Background
Prior to the pandemic, it had been years since I last read books for fun. In 2021, my friend told me about the Libby app, which allows people to borrow ebooks from their local library and read them on their Kindles, phones, or tablets. Since then, I’ve read over 200 books and all of them were borrowed from various libraries across the United States. Libraries have become a very special place for me, and through this project, I would like to better understand public library usage over the last few years. With apps like Libby and communities like BookTok boosting the popularity of reading as well as libraries going more digital, I’m curious to learn how public library usage has been affected and identify trends for popular books, topics, and material types.
The questions I’d like to answer and visualize through this project include:
- What are people checking out most frequently in 2022?
- What types of materials (ebooks, audiobooks, physical books) are people checking out?
- How does the number of digital checkouts compare to the number of physical checkouts?
- Which topics are most popular?
- How does the number of checkouts change over time?
Materials
Dataset:
I was initially interested in data from the New York Public Library, as this is one of the libraries that I borrow from most frequently. I found a list of the Top 10 Checkouts of All Time, which was enlightening to read, and hoped to find more data from NYPL. While I wasn’t able to find a dataset from NYPL, I was able to find one from Seattle Open Data that includes checkouts from the Seattle Public Library since April 2005. Though I haven’t checked out books from the Seattle Public Library, I thought that this would still be a great dataset to use to explore public library data and to see what people in Seattle have been reading and checking out in 2022.

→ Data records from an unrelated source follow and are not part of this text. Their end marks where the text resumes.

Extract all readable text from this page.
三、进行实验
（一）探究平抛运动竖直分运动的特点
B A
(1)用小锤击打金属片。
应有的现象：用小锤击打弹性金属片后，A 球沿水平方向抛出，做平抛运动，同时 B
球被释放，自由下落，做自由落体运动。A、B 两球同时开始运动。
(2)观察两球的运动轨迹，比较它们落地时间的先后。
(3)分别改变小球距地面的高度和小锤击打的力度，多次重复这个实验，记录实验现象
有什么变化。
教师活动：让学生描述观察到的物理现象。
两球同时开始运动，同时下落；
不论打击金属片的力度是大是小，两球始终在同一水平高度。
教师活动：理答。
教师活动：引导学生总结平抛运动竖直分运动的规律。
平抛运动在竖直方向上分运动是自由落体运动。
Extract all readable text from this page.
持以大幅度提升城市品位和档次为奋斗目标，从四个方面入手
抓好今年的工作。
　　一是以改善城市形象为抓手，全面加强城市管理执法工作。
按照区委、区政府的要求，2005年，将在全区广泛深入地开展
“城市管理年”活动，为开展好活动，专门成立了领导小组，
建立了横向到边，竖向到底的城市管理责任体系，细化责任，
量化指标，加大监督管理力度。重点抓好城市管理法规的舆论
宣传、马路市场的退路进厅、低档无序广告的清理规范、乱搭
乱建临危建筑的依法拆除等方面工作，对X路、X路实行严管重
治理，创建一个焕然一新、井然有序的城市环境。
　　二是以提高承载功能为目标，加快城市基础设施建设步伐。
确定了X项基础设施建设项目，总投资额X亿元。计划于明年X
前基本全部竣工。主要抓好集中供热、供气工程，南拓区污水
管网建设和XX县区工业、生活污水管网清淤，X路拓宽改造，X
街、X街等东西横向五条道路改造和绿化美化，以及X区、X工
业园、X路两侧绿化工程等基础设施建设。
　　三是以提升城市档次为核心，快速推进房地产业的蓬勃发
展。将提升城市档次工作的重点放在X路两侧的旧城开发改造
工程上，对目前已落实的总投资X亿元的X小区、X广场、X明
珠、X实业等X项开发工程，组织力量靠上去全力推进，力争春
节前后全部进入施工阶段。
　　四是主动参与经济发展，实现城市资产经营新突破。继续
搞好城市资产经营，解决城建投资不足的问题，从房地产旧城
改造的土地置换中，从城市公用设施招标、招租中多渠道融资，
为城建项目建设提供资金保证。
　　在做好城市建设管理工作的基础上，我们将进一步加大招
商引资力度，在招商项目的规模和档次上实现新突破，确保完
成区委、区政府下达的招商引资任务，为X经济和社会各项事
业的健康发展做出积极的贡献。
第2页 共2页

This dataset includes multiple columns that I’m looking forward to diving into, such as UsageClass, which denotes whether an item is “physical” or “digital,” MaterialType, which describes the type of item checked out, and Checkouts, which refers to the number of times a title was checked out. I also really like that this dataset is very comprehensive, polished, and encompasses data over seventeen years.
Seattle Open Data. (2022). Checkouts by Title. Available from https://data.seattle.gov/Community/Checkouts-by-Title/tmmm-ytt6
Software:
I used Microsoft Excel to take a closer look at my data and Tableau to create my visualizations for this project.
Methods
My initial plan was to download the dataset in its entirety and to create visualizations based on the 17 years of data available, but I very quickly realized that this was not feasible. The full dataset took up over 9 GB of space and Excel couldn’t open the file since the dataset contained over 41 million rows of information. Although I was able to figure out how to import the data to Tableau using its OData endpoint, it took over an hour for Tableau to prepare the data every time I switched from the data source to the sheets.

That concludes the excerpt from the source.